As soon as I got off the phone with security expert Robert Siciliano, I took his advice.
I updated my MacBook Air operating system. All it took was hitting a couple of keys and letting the download finish.
But of course I’d been putting it off.
My personal motto: if it’s not a must, let it rust.
Siciliano is the opposite.
He not only stays on top of everything, he anticipates trouble and takes all necessary measures to avoid it.
He advises the rest of us to do the same.
More advice from Siciliano about protecting yourself:
* Do check your credit card statements and check them twice. “Make sure they are clear of fraudulent charges. You can look at them everyday on your mobile and get alerts every time a charge is made.”
* Do log into the shipper’s website when you’ve ordered something online and get alerts about when the package is supposed to arrive. “People steal things. Make sure everything is insured. Put up a security camera at the entrance to your property. Cameras are a good deterrent when it comes to bad guys.”
* Don’t follow links in the body of emails from banks or credit cards. Instead, go directly to your bank site or credit card site. “If you get an email about your bank statement, ignore the link provided and go directly to the website to check it out.”
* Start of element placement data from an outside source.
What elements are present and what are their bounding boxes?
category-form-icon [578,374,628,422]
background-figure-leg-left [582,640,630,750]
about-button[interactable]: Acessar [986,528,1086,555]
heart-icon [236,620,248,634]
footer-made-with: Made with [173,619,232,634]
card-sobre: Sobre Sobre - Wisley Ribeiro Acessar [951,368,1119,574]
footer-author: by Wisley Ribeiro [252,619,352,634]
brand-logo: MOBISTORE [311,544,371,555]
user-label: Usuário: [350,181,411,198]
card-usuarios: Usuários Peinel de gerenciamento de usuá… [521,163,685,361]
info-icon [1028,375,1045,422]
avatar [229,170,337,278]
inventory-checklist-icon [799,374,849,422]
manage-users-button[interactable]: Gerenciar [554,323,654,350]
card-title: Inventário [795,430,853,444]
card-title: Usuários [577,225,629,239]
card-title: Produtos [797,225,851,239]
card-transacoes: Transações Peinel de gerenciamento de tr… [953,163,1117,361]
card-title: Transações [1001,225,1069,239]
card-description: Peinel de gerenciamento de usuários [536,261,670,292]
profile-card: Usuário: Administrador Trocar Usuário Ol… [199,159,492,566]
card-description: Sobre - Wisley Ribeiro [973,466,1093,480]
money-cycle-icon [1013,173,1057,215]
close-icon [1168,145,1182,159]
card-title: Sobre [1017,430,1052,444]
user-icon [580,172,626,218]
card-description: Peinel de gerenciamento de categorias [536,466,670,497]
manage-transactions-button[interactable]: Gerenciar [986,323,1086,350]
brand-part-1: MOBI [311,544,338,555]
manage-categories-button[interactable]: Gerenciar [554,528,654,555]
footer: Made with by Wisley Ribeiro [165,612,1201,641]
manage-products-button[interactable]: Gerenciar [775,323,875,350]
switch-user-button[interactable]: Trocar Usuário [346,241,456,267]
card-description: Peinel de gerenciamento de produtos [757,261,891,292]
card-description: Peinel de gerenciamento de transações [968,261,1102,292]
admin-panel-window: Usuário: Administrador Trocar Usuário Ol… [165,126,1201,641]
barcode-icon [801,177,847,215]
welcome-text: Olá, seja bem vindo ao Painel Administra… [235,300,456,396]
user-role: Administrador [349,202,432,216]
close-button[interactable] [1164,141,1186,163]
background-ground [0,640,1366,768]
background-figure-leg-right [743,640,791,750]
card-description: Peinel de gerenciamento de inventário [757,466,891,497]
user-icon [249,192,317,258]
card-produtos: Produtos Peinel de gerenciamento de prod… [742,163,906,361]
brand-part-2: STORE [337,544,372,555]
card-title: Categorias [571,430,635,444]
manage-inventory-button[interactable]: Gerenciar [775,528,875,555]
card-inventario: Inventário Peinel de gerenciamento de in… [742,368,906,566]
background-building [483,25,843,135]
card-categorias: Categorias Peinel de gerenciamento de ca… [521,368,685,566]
* Don’t follow links in an email for a product or service unless you’re positive it’s legitimate. “Bad guys send out deals that are too good to be true. Too often, if someone says ‘Click on this,’ we click on it.” If a company is advertising a sale, you should be able to go to their website to get it without using the link.
* Do consider downloading the free McAfee program — SiteAdvisor — that let’s you determine whether a site is good or bad. “It helps consumers navigate the web safely.”